Movimentos apóiam posição do governo mas querem rotulagem já

CURITIBA – A divulgação, na noite de segunda-feira (13), da posição oficial do Brasil sobre a polêmica da terminologia a ser aplicada a carregamentos transfronteriços de Organismos Vivos Geneticamente Modificados (OVMs) – a defesa do uso do termo “contém transgênicos” onde já ocorre segregação, com um prazo de até quatro anos para adequação e permissão do uso do “pode conter” aos que ainda não adotaram o mecanismo -, foi comemorada por movimentos e organizações sociais como uma vitória ou garantia parcial da biossegurança.

Nesta terça (14), entidades que compõe a campanha “Brasil Livre de Transgênicos” emitiram uma nota em que reconhecem o avanço do país em relação à posição anterior (defendida no ano passado na última reunião da
CDB em Montreal), favorável ao “pode conter”, mas condenaram veementemente o prazo de quatro anos de adaptação, uma vez que, segundo elas, passaram-se seis anos desde a criação do Protocolo de Cartagena, tempo suficiente para a adequação exigida pelos mecanismos de biossegurança.

A exigência de rotulagem já, que foi apresentada à ministra Marina Silva (Meio Ambiente) na tarde desta terça tem dois fundamentos.
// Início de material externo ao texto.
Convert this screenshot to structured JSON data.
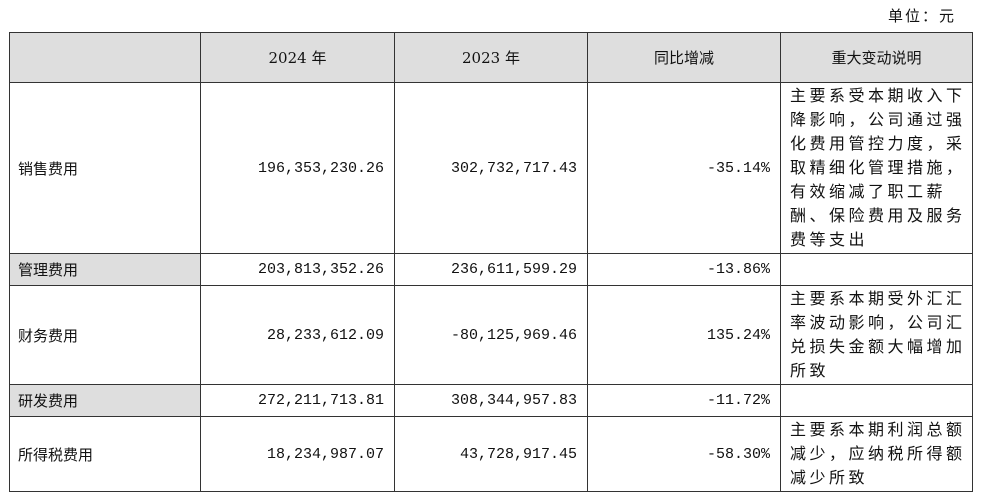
{
  "unit": "单位：元",
  "table": {
    "header": [
      "",
      "2024 年",
      "2023 年",
      "同比增减",
      "重大变动说明"
    ],
    "rows": [
      [
        "销售费用",
        "196,353,230.26",
        "302,732,717.43",
        "-35.14%",
        "主要系受本期收入下降影响，公司通过强化费用管控力度，采取精细化管理措施，有效缩减了职工薪酬、保险费用及服务费等支出"
      ],
      [
        "管理费用",
        "203,813,352.26",
        "236,611,599.29",
        "-13.86%",
        ""
      ],
      [
        "财务费用",
        "28,233,612.09",
        "-80,125,969.46",
        "135.24%",
        "主要系本期受外汇汇率波动影响，公司汇兑损失金额大幅增加所致"
      ],
      [
        "研发费用",
        "272,211,713.81",
        "308,344,957.83",
        "-11.72%",
        ""
      ],
      [
        "所得税费用",
        "18,234,987.07",
        "43,728,917.45",
        "-58.30%",
        "主要系本期利润总额减少，应纳税所得额减少所致"
      ]
    ]
  }
}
Segundo Marcelo Furtado, coordenador de campanhas do Greenpeace, é imprescindível que o debate sobre a rotulagem deixe de se fundamentar em argumentos de mercado, como querem empresas transnacionais de sementes e as agroexportadoras – o setor tem argumentado que a segregação e a identificação encareceriam muito a comercialização de commodities agrícolas – e se concentre nos aspectos da biossegurança.
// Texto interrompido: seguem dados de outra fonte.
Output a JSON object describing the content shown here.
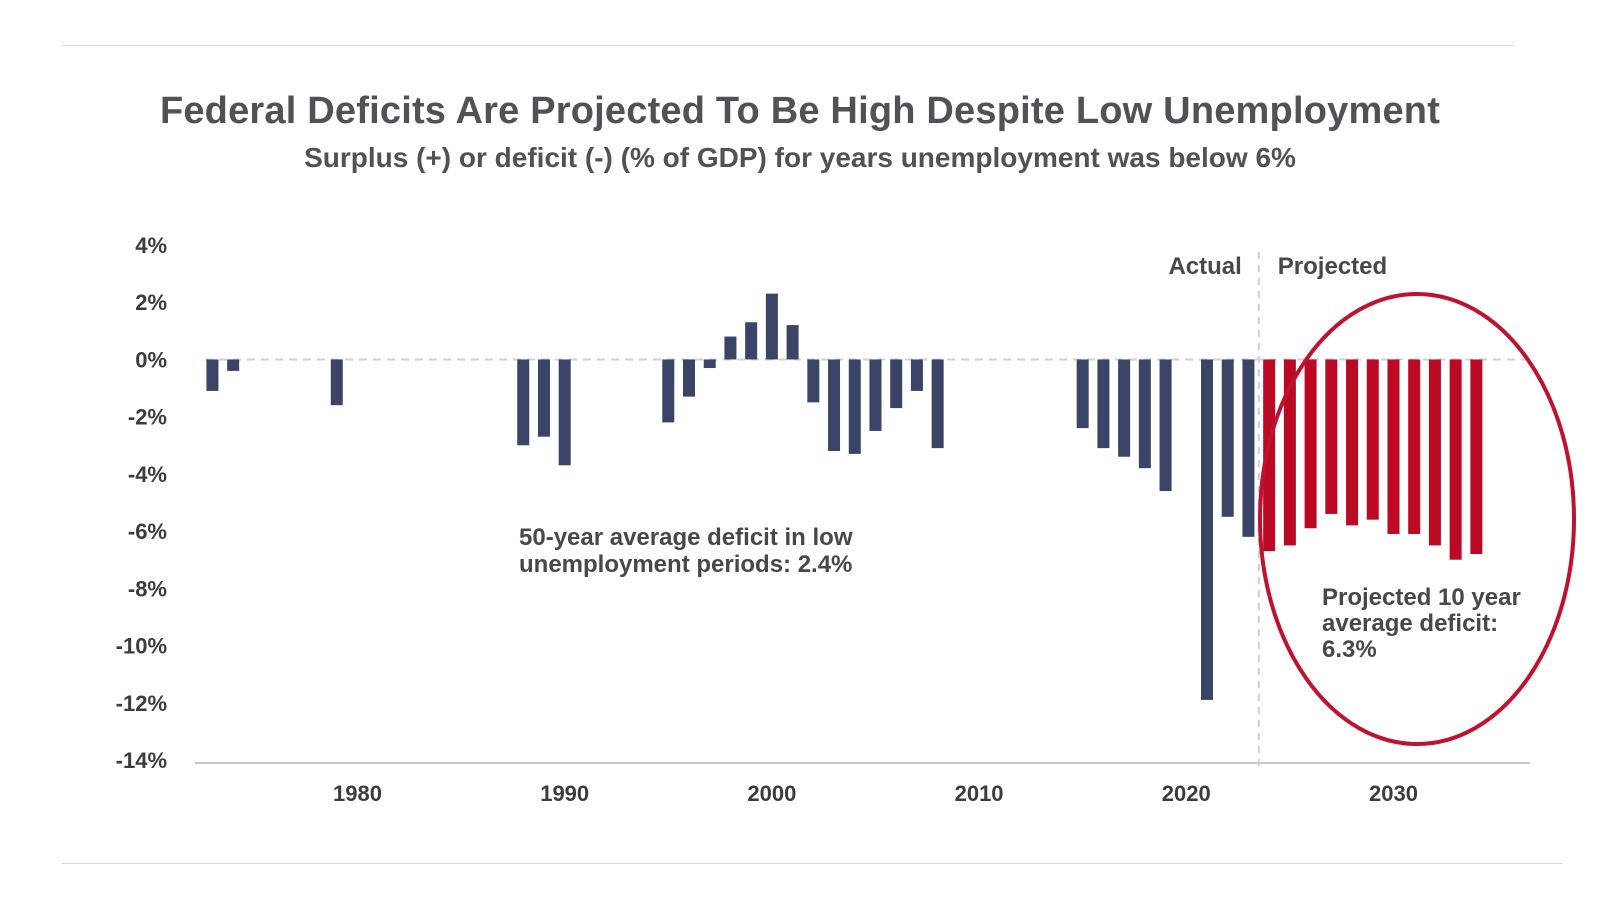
{
  "title": "Federal Deficits Are Projected To Be High Despite Low Unemployment",
  "subtitle": "Surplus (+) or deficit (-) (% of GDP) for years unemployment was below 6%",
  "chart_data": {
    "type": "bar",
    "ylim": [
      -14,
      4
    ],
    "yticks": [
      4,
      2,
      0,
      -2,
      -4,
      -6,
      -8,
      -10,
      -12,
      -14
    ],
    "ytick_labels": [
      "4%",
      "2%",
      "0%",
      "-2%",
      "-4%",
      "-6%",
      "-8%",
      "-10%",
      "-12%",
      "-14%"
    ],
    "xlim": [
      1971,
      2035
    ],
    "xticks": [
      1980,
      1990,
      2000,
      2010,
      2020,
      2030
    ],
    "xtick_labels": [
      "1980",
      "1990",
      "2000",
      "2010",
      "2020",
      "2030"
    ],
    "divider_year": 2023.5,
    "phase_labels": {
      "actual": "Actual",
      "projected": "Projected"
    },
    "colors": {
      "actual": "#3a4466",
      "projected": "#bd0a24",
      "circle": "#c0122e"
    },
    "series": [
      {
        "name": "Actual",
        "x": [
          1973,
          1974,
          1979,
          1988,
          1989,
          1990,
          1995,
          1996,
          1997,
          1998,
          1999,
          2000,
          2001,
          2002,
          2003,
          2004,
          2005,
          2006,
          2007,
          2008,
          2015,
          2016,
          2017,
          2018,
          2019,
          2021,
          2022,
          2023
        ],
        "values": [
          -1.1,
          -0.4,
          -1.6,
          -3.0,
          -2.7,
          -3.7,
          -2.2,
          -1.3,
          -0.3,
          0.8,
          1.3,
          2.3,
          1.2,
          -1.5,
          -3.2,
          -3.3,
          -2.5,
          -1.7,
          -1.1,
          -3.1,
          -2.4,
          -3.1,
          -3.4,
          -3.8,
          -4.6,
          -11.9,
          -5.5,
          -6.2
        ]
      },
      {
        "name": "Projected",
        "x": [
          2024,
          2025,
          2026,
          2027,
          2028,
          2029,
          2030,
          2031,
          2032,
          2033,
          2034
        ],
        "values": [
          -6.7,
          -6.5,
          -5.9,
          -5.4,
          -5.8,
          -5.6,
          -6.1,
          -6.1,
          -6.5,
          -7.0,
          -6.8
        ]
      }
    ],
    "annotations": {
      "historical_avg": [
        "50-year average deficit in low",
        "unemployment periods: 2.4%"
      ],
      "projected_avg": [
        "Projected 10 year",
        "average deficit:",
        "6.3%"
      ]
    }
  }
}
Já a advogada Maria Rita Reis, membro da ONG Terra de Direitos, argumenta que a segregação, na realidade, já vem sendo feita pelas grandes empresas agroexportadoras, seja para obter melhores preços para soja convencional no mercado europeu, estratégia adotada, segundo ela, por empresas como Syngenta e Bunge, seja para cobrar royalties de produtores, como faz a Monsanto.

Segundo Maria Rita, a oferta de um prazo de quatro anos de adequação deve ajudar as empresas numa estratégia perigosa, a de inverter a lógica da rotulagem. “A aposta é que o plantio de transgênicos se dissemine em tal volume neste período, que se faça necessária uma identificação ao contrário: a rotulagem das sementes tradicionais. Como hoje é feito com os produtos orgânicos. O mercado quer que uma elite tenha a possibilidade de se alimentar bem, e o resto do povo seja obrigado a consumir lixo. Nesses quatro anos, eles querem contar novamente com um fato consumado”.

HÁ FRAGILIDADE, ADMITE MMA

Depois de um angustiante período de queda de braço com os setores ligados ao agronegócio (entre eles os Ministérios da Agricultura e da Ciencia e Tecnologia) na disputa pela posição brasileira, o Ministério do Meio Ambiente (MMA) certamente obteve uma vitória no governo, apesar de ter defendido apenas dois anos de adaptação para a rotulagem definitiva.

Segundo o gerente de recursos genéticos do MMA, Rubens Nodari, no entanto, a decisão final deve ser encarada como uma vitória do país. “Possibilita um maior controle da produção, e mais segurança no seu manuseio. Dizer que um carregamento contëm tais e tais eventos [transgênicos], com informações claras e precisas sobre o nome da variedade, o gene modificado, etc, é fundamental para a biossegurança do país”.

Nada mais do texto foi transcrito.